3. Die dritte Phase, von den 80er Jahren bis heute, entspricht einer Stabilisierung des Phänomens in Europa und in der gesamten Welt. Italienische Eisdielen gibt es heute in nahezu allen deutschen Städten.
EIN BEDEUTENDER FAKTOR IN DER REGION
Die genannten Ereignisse haben seit der Mitte des 19. Jahrhunderts bis heute sowohl die Geschichte, als auch die Kultur der betroffenen Region beeinflusst und haben einen entscheidenden Beitrag zur sozialen und wirtschaftlichen Entwicklung geleistet. Heute noch verlassen die Bewohner mit Frühlingsbeginn ihre Heimat, um sich in den großen Zentren Europas niederzulassen.
Ein Epos der Speiseeismacher im wahrsten Sinne, welches bedeutende Spuren in der Region hinterlassen hat: Geschichten, Dokumentationen, Materialien und Geräte, die vom Leben der Speiseeishersteller und, nicht zu vergessen, von den Weiterentwicklungen des Sektors zeugen. Es wäre schade, wenn diesem Vermögen nicht die entsprechende Würdigung zukäme.
ERFINDUNGEN WELCHE DIE GESCHICHTE DER EISPRODUKTION BEREICHERN
Es sei erwähnt, dass mit der Weiterentwicklung der Speiseeisproduktion und deren Verbreitung, sich die Speiseeishersteller der Region mit technologisch fortschrittlichen Geräten industrialisiert haben, um Arbeitsvorgänge zu beschleunigen und zu erleichtern.
Die Anfänge waren mühsam, doch die Gelatieri aus den besagten Regionen haben Durchhaltevermögen und Kreativität bewiesen, wie zum Beispiel im Jahre 1894, als die Wiener Behörden die Lizenz für das Wandergewerbe verweigerten, um zu verhindern, dass die Speiseeishersteller aus Zoldano und Cadore den österreichischen Konditoreien zur Konkurrenz wurden. So kam es zur Gründung der ersten Eisdielen: kleine Lokale wurden angemietet und diese mit Tischen, Bänken und Petroleumlampen ausgestattet.
Ein weiteres Beispiel ist der aus Peaio di Vodo di Cadore stammende und nach Amerika auswandernde, Halo Marchioni, der seit dem 19. Jahrhundert verschiedene Versuche gestartet hatte und am 13. Dezember 1903 ein Patent für einen Modell zur Herstellung von Speiseeistüten und -waffeln anmeldete, wie vom Patentamt in Washington bestätigt.

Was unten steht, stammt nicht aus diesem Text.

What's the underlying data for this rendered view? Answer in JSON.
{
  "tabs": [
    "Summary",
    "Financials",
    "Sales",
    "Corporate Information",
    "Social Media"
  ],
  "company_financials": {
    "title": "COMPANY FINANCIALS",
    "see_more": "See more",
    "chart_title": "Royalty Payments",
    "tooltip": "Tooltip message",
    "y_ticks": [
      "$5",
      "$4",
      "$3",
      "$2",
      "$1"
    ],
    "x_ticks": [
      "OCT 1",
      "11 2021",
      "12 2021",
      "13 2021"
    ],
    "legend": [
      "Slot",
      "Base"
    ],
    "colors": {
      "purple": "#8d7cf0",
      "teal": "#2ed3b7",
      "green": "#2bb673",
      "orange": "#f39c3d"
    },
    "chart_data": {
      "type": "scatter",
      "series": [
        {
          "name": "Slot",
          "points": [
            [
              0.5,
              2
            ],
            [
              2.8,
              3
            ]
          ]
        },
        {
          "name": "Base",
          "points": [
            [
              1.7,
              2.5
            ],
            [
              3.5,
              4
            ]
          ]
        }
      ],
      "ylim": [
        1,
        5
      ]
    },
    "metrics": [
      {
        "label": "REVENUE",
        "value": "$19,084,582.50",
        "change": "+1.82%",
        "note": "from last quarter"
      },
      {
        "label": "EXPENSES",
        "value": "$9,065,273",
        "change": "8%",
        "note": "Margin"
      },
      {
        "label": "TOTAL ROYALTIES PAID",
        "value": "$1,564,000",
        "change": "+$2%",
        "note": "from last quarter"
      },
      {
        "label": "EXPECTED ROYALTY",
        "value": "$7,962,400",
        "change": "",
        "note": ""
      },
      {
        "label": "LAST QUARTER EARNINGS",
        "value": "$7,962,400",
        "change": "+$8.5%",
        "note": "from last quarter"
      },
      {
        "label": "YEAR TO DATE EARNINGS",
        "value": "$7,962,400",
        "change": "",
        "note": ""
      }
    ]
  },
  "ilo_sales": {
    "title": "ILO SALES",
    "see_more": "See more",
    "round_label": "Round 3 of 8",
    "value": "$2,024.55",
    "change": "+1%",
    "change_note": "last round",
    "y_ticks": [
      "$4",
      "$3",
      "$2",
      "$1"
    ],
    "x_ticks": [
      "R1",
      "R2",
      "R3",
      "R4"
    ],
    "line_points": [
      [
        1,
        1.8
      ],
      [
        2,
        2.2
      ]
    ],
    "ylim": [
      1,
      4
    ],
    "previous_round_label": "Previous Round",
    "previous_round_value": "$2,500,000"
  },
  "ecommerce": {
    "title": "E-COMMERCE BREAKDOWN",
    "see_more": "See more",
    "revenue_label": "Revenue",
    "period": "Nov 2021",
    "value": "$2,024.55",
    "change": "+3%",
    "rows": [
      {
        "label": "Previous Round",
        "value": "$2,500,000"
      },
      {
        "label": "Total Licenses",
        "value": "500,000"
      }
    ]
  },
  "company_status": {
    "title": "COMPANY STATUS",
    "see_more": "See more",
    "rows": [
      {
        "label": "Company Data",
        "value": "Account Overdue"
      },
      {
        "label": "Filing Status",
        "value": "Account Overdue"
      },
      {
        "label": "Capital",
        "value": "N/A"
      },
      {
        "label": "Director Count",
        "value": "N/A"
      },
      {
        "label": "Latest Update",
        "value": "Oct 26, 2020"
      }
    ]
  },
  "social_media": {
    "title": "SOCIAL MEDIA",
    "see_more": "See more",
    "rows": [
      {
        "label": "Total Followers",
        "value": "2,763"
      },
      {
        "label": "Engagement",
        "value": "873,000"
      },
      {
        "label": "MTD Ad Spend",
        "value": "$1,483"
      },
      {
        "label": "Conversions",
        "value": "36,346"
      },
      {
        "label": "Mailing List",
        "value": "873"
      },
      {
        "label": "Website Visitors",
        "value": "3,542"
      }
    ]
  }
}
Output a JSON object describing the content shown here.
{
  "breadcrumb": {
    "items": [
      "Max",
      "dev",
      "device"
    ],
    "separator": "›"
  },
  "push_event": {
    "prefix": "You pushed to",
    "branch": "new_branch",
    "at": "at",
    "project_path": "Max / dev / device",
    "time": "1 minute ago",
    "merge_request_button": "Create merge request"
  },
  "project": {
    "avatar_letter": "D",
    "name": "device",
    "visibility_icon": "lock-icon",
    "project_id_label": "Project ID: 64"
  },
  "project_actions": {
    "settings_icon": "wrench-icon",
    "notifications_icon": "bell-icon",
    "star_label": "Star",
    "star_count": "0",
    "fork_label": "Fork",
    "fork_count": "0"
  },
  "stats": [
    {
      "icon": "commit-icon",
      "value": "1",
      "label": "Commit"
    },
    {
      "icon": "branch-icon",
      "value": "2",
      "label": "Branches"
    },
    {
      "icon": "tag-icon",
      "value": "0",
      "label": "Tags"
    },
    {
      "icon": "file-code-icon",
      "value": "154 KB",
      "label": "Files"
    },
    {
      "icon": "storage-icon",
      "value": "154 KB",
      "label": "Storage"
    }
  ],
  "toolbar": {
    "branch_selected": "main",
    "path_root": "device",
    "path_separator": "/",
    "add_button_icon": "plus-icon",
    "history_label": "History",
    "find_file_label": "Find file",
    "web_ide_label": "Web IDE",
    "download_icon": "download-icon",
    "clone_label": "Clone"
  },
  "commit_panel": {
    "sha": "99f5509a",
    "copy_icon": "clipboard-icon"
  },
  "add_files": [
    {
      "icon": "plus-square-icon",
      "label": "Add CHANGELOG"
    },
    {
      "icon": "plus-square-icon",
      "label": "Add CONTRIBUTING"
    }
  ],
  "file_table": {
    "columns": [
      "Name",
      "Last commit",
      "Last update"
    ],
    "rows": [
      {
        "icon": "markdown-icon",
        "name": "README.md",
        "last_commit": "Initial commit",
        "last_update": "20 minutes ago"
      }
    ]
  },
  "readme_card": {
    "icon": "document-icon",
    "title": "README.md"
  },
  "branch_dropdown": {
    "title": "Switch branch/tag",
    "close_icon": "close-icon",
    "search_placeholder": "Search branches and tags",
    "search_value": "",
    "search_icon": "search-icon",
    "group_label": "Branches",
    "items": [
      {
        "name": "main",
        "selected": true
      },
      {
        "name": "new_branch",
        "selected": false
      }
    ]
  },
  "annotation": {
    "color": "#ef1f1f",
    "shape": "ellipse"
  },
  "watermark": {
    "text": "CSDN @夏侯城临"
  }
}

DAS PHÄNOMEN „GELATERIE VENETE"
Unter den Begebenheiten, welche die Entwicklung des Speiseeissektors kennzeichnen, und angesichts der engen Verbundenheit der Speiseeishersteller zu ihrer Heimatregion, ist das Phänomen „Gelaterie Venete" besonders erwähnenswert. Unter diesem Markenzeichen begannen sich die Speiseeishersteller zu Beginn des 19. Jahrhunderts in diversen italienischen Regionen niederzulassen: entlang der adriatischen Riviera, sowie in der Toskana, in Umbrien, in den Abruzzen, in der Lombardei und im Piemont.
Die Eishersteller aus den Tälern Cadore und Zoldo hatten bereits zu jener Zeit die Bedeutung eines einheitlichen Markenzeichens erkannt und zu nutzen gewusst, welches ein bekanntes und geschätztes Traditionsprodukt identifizierte.

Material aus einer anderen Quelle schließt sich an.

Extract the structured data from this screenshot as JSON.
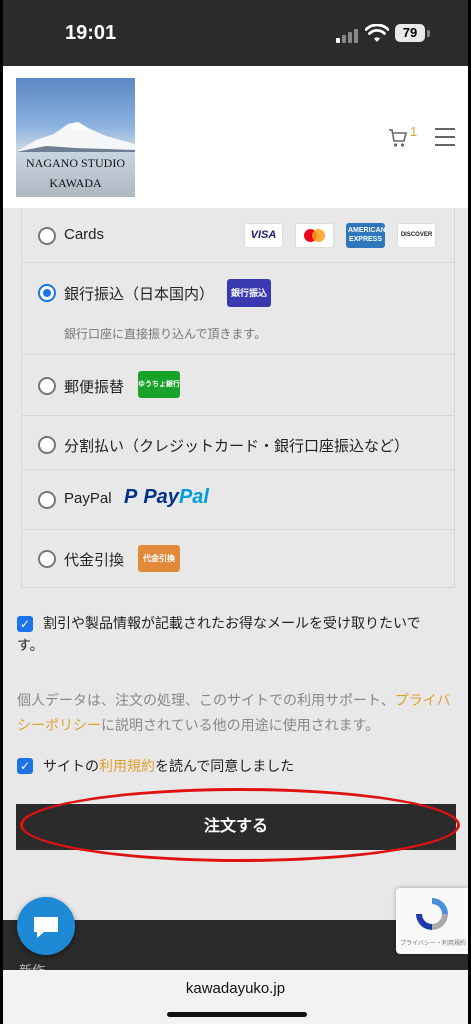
{
  "status_bar": {
    "time": "19:01",
    "battery": "79"
  },
  "brand": {
    "line1": "NAGANO STUDIO",
    "line2": "KAWADA"
  },
  "cart": {
    "count": "1"
  },
  "payment_methods": [
    {
      "label": "Cards"
    },
    {
      "label": "銀行振込（日本国内）",
      "badge": "銀行振込",
      "description": "銀行口座に直接振り込んで頂きます。",
      "selected": true
    },
    {
      "label": "郵便振替",
      "badge": "ゆうちょ銀行"
    },
    {
      "label": "分割払い（クレジットカード・銀行口座振込など）"
    },
    {
      "label": "PayPal",
      "logo_text_1": "Pay",
      "logo_text_2": "Pal"
    },
    {
      "label": "代金引換",
      "badge": "代金引換"
    }
  ],
  "card_logos": {
    "visa": "VISA",
    "amex": "AMERICAN EXPRESS",
    "discover": "DISCOVER"
  },
  "newsletter": {
    "label_line1": "割引や製品情報が記載されたお得なメールを受け取りたいで",
    "label_line2": "す。",
    "checked": true
  },
  "privacy": {
    "text_before": "個人データは、注文の処理、このサイトでの利用サポート、",
    "link": "プライバシーポリシー",
    "text_after": "に説明されている他の用途に使用されます。"
  },
  "terms": {
    "before": "サイトの",
    "link": "利用規約",
    "after": "を読んで同意しました",
    "checked": true
  },
  "order_button": {
    "label": "注文する"
  },
  "footer": {
    "partial_text": "新作"
  },
  "recaptcha": {
    "text": "プライバシー・利用規約"
  },
  "browser": {
    "url": "kawadayuko.jp"
  },
  "colors": {
    "accent_link": "#e0a030",
    "selected_blue": "#1a73e8",
    "highlight_red": "#e01010"
  }
}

VOM HERSTELLER ZUM LIEFERANTEN
Gegen Ende der 60iger Jahre begannen einige Speiseeishersteller ihre langjährige Erfahrung umzusetzen und gründeten Unternehmen, die sich auf die Herstellung von Geräten, Mobiliar und Produkten, die für die Herstellung von Speiseeis erforderlich sind. spezialisierten. Als Produktionsbezirk hat sich insbesondere das Gebiet uni Treviso entwickelt. Idealer Ort für die Promotion ihrer Produkte war ah sofort die Mostra del Gelato (Eismesse) von Longarone. Die Teilnahme an der M.I.G. war nämlich für die Kontaktaufnahme mit den Speiseeisherstellern grundlegend und besonders mit den Gelatieri, die im Ausland tätig waren und nach der Arbeitssaison im Winter in ihre Heimat zurückkehrten.

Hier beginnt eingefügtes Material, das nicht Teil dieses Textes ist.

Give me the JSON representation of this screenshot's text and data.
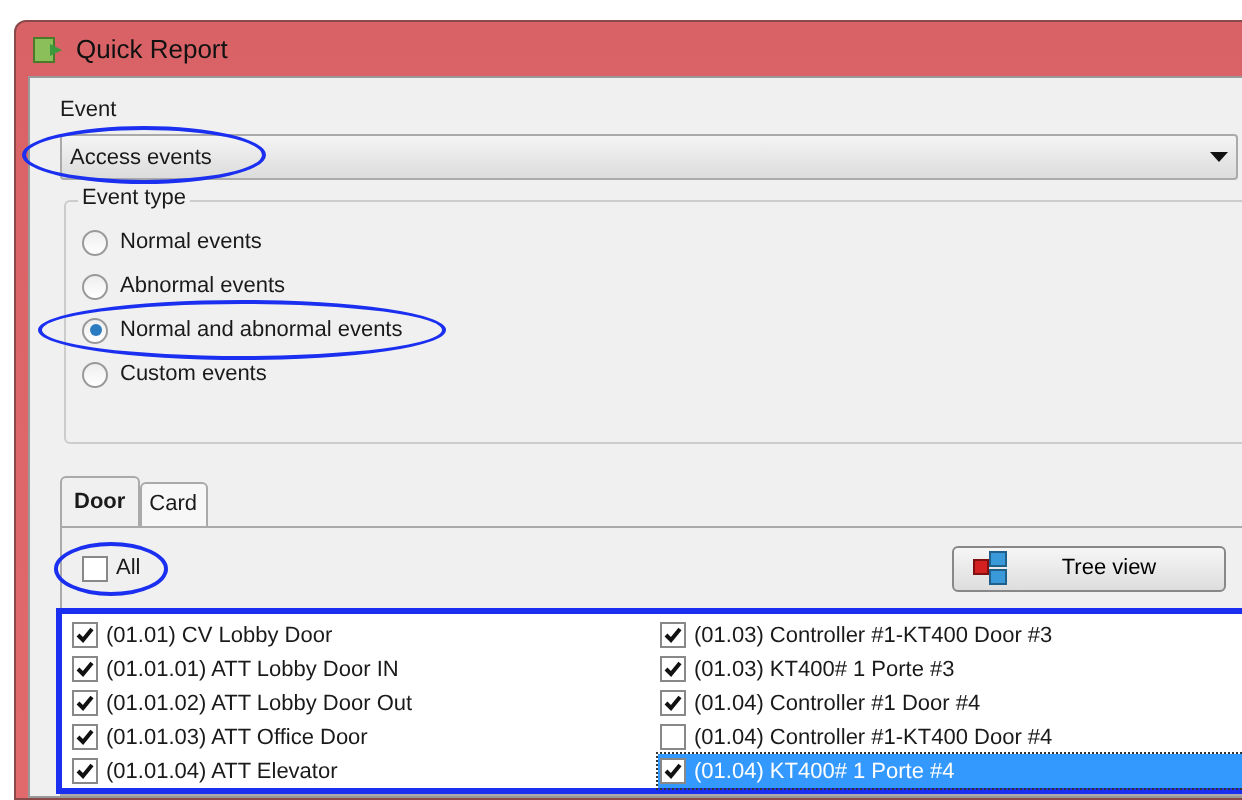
{
  "window": {
    "title": "Quick Report"
  },
  "event": {
    "label": "Event",
    "value": "Access events",
    "highlighted": true
  },
  "event_type": {
    "label": "Event type",
    "options": [
      {
        "label": "Normal events",
        "selected": false,
        "highlighted": false
      },
      {
        "label": "Abnormal events",
        "selected": false,
        "highlighted": false
      },
      {
        "label": "Normal and abnormal events",
        "selected": true,
        "highlighted": true
      },
      {
        "label": "Custom events",
        "selected": false,
        "highlighted": false
      }
    ]
  },
  "tabs": [
    {
      "label": "Door",
      "selected": true
    },
    {
      "label": "Card",
      "selected": false
    }
  ],
  "all_checkbox": {
    "label": "All",
    "checked": false,
    "highlighted": true
  },
  "tree_view_button": {
    "label": "Tree view"
  },
  "door_list": {
    "highlighted": true,
    "columns": [
      [
        {
          "label": "(01.01) CV Lobby Door",
          "checked": true,
          "selected": false
        },
        {
          "label": "(01.01.01) ATT Lobby Door IN",
          "checked": true,
          "selected": false
        },
        {
          "label": "(01.01.02) ATT Lobby Door Out",
          "checked": true,
          "selected": false
        },
        {
          "label": "(01.01.03) ATT Office Door",
          "checked": true,
          "selected": false
        },
        {
          "label": "(01.01.04) ATT Elevator",
          "checked": true,
          "selected": false
        }
      ],
      [
        {
          "label": "(01.03) Controller #1-KT400 Door #3",
          "checked": true,
          "selected": false
        },
        {
          "label": "(01.03) KT400# 1 Porte #3",
          "checked": true,
          "selected": false
        },
        {
          "label": "(01.04) Controller #1 Door #4",
          "checked": true,
          "selected": false
        },
        {
          "label": "(01.04) Controller #1-KT400 Door #4",
          "checked": false,
          "selected": false
        },
        {
          "label": "(01.04) KT400# 1 Porte #4",
          "checked": true,
          "selected": true
        }
      ]
    ]
  }
}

EINE EINZIGARTIGE TRADITION
Die angeführte Entwicklung des Sektors hebt die Inhaltsvielfältigkeit und die Besonderheit einer Tradition hervor, die in Italien umfangmäßig nichts Vergleichbares aufzuweisen hat („es handelt sich hier um ein klassisches Beispiel für spezialisierte Auswanderung, einheitlich im Ursprung, aber zerstreut hinsichtlich der Bestimmungsorte"). In dieser Tradition und deren Ursprungsregion sind die Geschichte, die professionelle Entwicklung sowie das Wissen der Gelatieri verwahrt, die dieses Epos kennzeichnen und die mit allgemeinen positiven Auswirkungen weiter valorisiert werden können.
DIE „HEIMATREGION DER GELATIERI", EINE TOURISTISCHE ATTRAKTION
In Anbetracht der geografischen Beschaffenheit des Gebietes und der Dislokation der diversen Zentren in welchen sich die historische Tradition der Speiseeiskunst entwickelt hat, war es uns nicht möglich eine „Strada dei Gelatieri" (Straße der Speiseeishersteller wie es sie z. B. bei den Weinen gibt) zu benennen. Es wurde allerdings beschlossen, der gesamten Region den Namen „Le Terre dei Gelatieri" zu geben. Eine historisch-touristische Attraktion, die den Interessenten durch ein breit gefächertes Informations-Angebot näher gebracht werden soll (Dokumente, historische Geräte, Bildmaterial, Veranstaltungen, Traditionen und Wissen), und welches Einblick in die Geschichte und den Werdegang der Eishersteller verschafft.
Es handelt sich dabei um eine Attraktion womit schon bestehende Besonderheiten und Angebote der Region zusätzlich bereichert werden können; von der Schönheit der Natur hin zu geschichtlichen Begebenheiten und den lokalen Traditionen (das Weltkulturerbe Dolomiten, Industrie der Nägel und Schlüssel, sowie der Brillengestelle, Murales` Wandmalereien, das Holz- und Steinmetzhandwerk, typische kulinarische Produkte, der Malermeister Tiziano Vecellio, der Staudamm von Vajont, usw.), sowie auch die „Strada dei Vini" (Weinstraße) im Gebiet um Treviso und nicht zu vergessen die kulinarischen Delikatessen. die für die Region kennzeichnend sind.